Breaking News: Local Resident Victimized by Legal American Citizen
One of my critiques of global warming alarmists is that they are trying to use a type of observation bias to leave folks with the impression that weather is becoming more severe. By hyping on every tail-of-the-distribution weather event in the media, they leave the impression that such events are becoming more frequent, when in fact they are just being reported more loudly and more frequently. I dealt with this phenomenon in depth in an older Fortune article, where I made an analogy to the famous "summer of the shark"
...let’s take a step back to 2001 and the “Summer of the Shark.” The media hysteria began in early July, when a young boy was bitten by a shark on a beach in Florida. Subsequent attacks received breathless media coverage, up to and including near-nightly footage from TV helicopters of swimming sharks. Until the 9/11 attacks, sharks were the third biggest story of the year as measured by the time dedicated to it on the three major broadcast networks’ news shows.
Through this coverage, Americans were left with a strong impression that something unusual was happening — that an unprecedented number of shark attacks were occurring in that year, and the media dedicated endless coverage to speculation by various “experts” as to the cause of this sharp increase in attacks.
Except there was one problem — there was no sharp increase in attacks. In the year 2001, five people died in 76 shark attacks. However, just a year earlier, 12 people had died in 85 attacks. The data showed that 2001 actually was a down year for shark attacks.
Yesterday I was stuck on a stationary bike in my health club with some Fox News show on the TV. Not sure I know whose show it was (O'Reilly? Hannity?) but the gist of the segment seemed to be that a recent murder by an illegal immigrant in San Francisco should be taken as proof positive of the Trump contention that such immigrants are all murderers and rapists. The show then proceeded to show a couple of other nominally parallel cases.
Yawn. It would be intriguing to flood an hour-long episode with stories of legal American citizens committing heinous crimes. One wonders if folks would walk away wondering if there was something wrong with those Americans.

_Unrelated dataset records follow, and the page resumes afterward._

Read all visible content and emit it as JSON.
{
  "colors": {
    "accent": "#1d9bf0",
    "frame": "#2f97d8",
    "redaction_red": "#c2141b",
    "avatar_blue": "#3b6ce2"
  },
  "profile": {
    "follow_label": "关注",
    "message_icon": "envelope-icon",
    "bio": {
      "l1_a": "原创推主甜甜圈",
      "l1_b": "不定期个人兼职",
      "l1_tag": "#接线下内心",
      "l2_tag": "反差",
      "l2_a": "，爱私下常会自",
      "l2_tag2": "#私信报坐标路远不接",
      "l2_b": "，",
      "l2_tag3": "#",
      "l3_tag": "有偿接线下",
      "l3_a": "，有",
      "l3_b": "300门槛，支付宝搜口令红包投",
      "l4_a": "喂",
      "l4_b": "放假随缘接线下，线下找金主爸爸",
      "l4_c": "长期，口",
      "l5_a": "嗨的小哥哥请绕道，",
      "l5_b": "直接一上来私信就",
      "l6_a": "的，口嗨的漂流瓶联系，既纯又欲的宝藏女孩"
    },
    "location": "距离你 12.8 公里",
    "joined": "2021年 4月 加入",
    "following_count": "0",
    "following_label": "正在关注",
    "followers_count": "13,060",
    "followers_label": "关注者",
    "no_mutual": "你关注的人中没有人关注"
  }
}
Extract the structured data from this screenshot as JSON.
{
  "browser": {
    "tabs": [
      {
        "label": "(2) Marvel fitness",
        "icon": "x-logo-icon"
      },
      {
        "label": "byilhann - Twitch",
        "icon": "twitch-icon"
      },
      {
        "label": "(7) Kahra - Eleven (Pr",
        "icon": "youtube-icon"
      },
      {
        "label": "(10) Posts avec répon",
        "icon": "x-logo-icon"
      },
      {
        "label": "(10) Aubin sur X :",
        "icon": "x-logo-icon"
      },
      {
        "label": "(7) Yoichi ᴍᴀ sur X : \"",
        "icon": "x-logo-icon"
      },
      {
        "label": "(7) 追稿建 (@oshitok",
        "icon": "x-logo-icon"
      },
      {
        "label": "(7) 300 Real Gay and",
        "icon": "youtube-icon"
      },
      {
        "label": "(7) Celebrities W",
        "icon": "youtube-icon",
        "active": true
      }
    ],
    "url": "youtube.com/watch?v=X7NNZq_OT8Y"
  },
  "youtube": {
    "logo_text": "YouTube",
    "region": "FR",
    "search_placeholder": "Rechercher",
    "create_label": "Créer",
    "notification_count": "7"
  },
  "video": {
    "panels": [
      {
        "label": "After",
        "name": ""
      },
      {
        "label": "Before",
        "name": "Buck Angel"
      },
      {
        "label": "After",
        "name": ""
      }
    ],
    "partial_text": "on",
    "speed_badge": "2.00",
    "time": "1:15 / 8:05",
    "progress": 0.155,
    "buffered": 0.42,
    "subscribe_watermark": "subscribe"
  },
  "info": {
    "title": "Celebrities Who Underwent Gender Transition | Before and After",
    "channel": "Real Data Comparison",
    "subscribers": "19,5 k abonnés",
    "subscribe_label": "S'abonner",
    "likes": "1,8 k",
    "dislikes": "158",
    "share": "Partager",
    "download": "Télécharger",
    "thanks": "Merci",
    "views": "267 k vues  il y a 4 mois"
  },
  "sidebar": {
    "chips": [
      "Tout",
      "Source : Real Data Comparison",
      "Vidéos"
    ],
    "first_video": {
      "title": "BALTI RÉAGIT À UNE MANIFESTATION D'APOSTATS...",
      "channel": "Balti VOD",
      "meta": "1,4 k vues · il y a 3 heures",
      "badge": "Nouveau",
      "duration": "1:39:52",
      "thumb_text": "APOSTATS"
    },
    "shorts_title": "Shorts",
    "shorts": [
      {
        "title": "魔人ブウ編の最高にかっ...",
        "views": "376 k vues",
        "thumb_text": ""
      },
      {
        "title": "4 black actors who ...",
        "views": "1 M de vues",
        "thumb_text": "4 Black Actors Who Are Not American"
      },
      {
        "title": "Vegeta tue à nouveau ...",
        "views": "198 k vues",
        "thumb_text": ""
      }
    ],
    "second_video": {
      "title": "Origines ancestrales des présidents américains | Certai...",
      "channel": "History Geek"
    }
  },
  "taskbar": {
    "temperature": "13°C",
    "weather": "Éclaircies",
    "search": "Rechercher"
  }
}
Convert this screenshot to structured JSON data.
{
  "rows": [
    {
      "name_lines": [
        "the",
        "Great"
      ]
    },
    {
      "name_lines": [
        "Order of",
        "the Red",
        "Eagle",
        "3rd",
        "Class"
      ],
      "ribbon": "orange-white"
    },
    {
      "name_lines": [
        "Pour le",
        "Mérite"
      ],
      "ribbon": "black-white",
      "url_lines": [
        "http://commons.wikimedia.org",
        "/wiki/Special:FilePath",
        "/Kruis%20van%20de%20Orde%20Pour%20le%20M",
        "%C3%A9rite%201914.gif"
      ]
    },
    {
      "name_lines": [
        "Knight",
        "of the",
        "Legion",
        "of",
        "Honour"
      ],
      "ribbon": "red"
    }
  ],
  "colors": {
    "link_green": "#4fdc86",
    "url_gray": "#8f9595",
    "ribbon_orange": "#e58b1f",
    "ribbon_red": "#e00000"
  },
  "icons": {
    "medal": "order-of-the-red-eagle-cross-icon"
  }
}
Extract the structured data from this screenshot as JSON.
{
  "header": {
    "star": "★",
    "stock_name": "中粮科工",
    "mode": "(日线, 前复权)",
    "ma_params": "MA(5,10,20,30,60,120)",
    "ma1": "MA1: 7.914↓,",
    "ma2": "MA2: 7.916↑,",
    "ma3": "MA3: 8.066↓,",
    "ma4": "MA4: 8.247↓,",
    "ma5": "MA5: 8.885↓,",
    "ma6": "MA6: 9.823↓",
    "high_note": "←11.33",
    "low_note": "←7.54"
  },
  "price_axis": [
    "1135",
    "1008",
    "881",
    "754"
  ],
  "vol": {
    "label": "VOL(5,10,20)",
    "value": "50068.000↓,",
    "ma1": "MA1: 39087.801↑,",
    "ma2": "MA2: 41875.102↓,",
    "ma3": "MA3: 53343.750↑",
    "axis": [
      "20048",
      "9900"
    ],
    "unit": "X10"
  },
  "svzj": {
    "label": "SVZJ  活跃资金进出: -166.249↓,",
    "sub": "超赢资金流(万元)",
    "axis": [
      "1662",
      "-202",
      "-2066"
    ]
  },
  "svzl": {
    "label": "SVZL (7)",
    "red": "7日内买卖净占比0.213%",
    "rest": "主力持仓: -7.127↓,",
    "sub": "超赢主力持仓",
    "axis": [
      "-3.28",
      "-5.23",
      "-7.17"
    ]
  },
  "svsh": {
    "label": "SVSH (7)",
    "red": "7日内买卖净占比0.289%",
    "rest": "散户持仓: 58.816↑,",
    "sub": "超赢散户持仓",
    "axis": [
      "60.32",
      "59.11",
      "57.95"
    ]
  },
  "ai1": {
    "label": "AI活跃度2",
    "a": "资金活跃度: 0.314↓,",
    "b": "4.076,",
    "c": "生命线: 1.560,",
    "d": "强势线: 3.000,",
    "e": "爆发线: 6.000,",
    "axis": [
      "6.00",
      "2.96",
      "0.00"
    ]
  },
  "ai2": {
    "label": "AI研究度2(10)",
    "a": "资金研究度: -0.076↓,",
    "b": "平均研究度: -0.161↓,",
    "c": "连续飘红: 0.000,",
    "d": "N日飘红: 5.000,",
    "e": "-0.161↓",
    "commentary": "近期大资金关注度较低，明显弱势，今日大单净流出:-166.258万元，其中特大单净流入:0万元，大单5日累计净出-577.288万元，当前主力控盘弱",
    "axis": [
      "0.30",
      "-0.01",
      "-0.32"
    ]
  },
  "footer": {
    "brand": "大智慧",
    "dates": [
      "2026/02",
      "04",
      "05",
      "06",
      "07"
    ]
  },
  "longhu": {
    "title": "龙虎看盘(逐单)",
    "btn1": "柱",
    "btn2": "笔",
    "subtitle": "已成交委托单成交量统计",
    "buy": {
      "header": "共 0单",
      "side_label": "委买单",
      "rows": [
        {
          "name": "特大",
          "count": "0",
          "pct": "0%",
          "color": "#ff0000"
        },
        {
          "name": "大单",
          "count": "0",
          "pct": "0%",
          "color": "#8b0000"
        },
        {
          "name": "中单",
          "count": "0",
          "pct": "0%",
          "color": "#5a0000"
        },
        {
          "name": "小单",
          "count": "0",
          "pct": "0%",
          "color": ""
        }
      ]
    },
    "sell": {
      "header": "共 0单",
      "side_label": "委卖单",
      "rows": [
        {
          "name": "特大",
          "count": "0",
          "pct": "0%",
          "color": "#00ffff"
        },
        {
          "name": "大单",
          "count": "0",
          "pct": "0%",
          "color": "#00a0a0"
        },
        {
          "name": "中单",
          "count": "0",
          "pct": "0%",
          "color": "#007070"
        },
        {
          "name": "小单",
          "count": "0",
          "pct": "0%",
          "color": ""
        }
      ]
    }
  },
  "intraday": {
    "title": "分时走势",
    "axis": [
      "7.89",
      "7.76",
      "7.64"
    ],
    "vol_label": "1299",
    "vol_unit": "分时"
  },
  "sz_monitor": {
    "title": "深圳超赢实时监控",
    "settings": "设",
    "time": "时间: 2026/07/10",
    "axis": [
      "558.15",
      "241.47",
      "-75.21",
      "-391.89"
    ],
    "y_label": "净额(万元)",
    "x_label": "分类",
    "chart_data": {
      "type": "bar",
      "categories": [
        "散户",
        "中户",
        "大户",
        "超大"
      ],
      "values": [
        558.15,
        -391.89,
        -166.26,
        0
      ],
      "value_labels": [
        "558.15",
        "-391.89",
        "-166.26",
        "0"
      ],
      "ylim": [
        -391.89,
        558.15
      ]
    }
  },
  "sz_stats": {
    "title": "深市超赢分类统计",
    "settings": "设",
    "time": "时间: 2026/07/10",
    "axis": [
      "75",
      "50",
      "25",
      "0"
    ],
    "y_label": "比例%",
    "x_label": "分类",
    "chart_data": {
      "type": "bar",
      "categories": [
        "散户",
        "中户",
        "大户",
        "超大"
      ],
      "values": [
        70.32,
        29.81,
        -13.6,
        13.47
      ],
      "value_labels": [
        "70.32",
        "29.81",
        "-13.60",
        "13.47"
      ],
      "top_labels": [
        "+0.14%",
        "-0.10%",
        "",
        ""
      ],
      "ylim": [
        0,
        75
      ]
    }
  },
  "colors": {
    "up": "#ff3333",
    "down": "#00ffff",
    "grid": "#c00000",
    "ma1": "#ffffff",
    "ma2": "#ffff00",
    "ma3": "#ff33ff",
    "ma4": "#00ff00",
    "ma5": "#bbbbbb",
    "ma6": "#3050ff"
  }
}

One could pick any group of human beings and do a thirty-minute segment showing all the bad things members of that group had done. What this does not prove in the least is whether that group has any particular predilection towards doing bad things, or specifically in the case of Mexican immigrants, whether they commit crimes at a higher rate than any other group in this country. In fact, everything I read says that they do not, which likely explains why immigration opponents use this technique, just as climate alarmists try to flood the airwaves with bad weather stories because the actual trend data for temperatures does not tell the story they want to tell.